Getting Started Using Python
The most fundamental part of the project is the Python module, which takes care of all the heavy lifting. You can install it easily through PIP. There are a couple ways to get started using the module. The easiest option is to run our getting started notebook on Google Colab. Alternatively, you can also run the notebooks locally or start from scratch using the API reference.
This page focuses on the Python module. The getting started documentation for the REST API can be found on its dedicated page. For a distinction between the different parts of the project, have a look at the homepage.
The easiest way to get started is by using the getting started notebook on Google Colab. It guides you through all the steps involved in installing the module and consequently running it, i.e. calculating a temperature scores and analyzing portfolios. There are five notebooks that go through the process step-by-step:
We recommend that you start with notebook 1 analysis example, especially if you are new to Python and/or the temperature scoring methodology.

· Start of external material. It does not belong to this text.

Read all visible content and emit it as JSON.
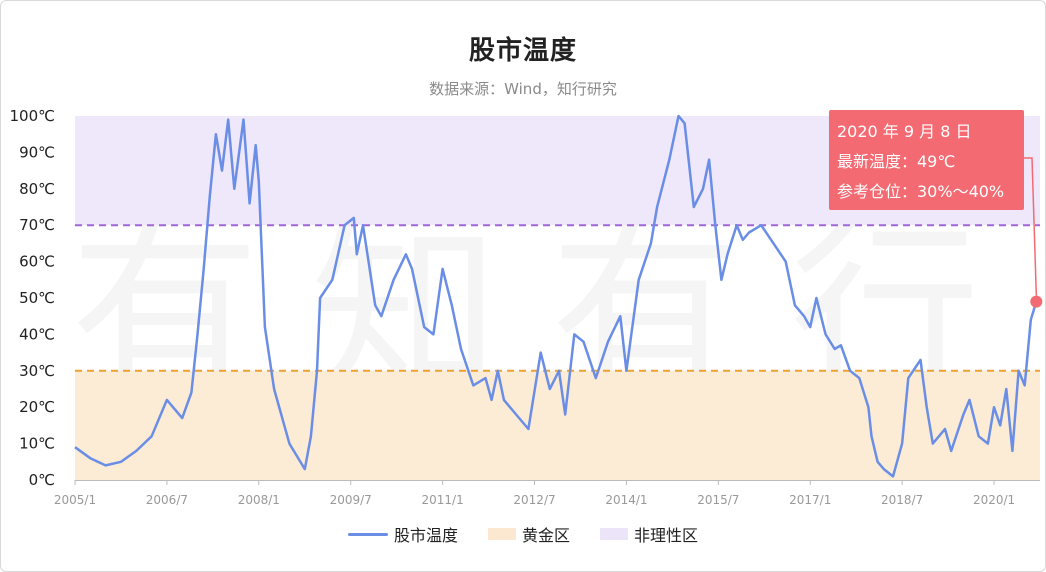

Alternatively, you can also run the notebooks locally. To do so, you first need to set-up a new environment. In this example, we assume you use Anaconda to manage your environments. To do this, run the following command:
cd examples conda env create -f environment.yml activate sbti_getting_started jupyter notebook
A tab should now open in your web browser. If you are using a virtual environment, you can install the required packages using the requirements.txt file in the examples directory. Make sure that your Python version is at least 3.7.
If you are starting from scratch, you can install the latest version of the package directly from Github as follows:
pip install git+git://github.com/ScienceBasedTargets/SBTi-finance-tool
Or you can install the latest stable release from PyPi
pip install sbti
The API reference should provide a clear overview of the module’s API and its usage.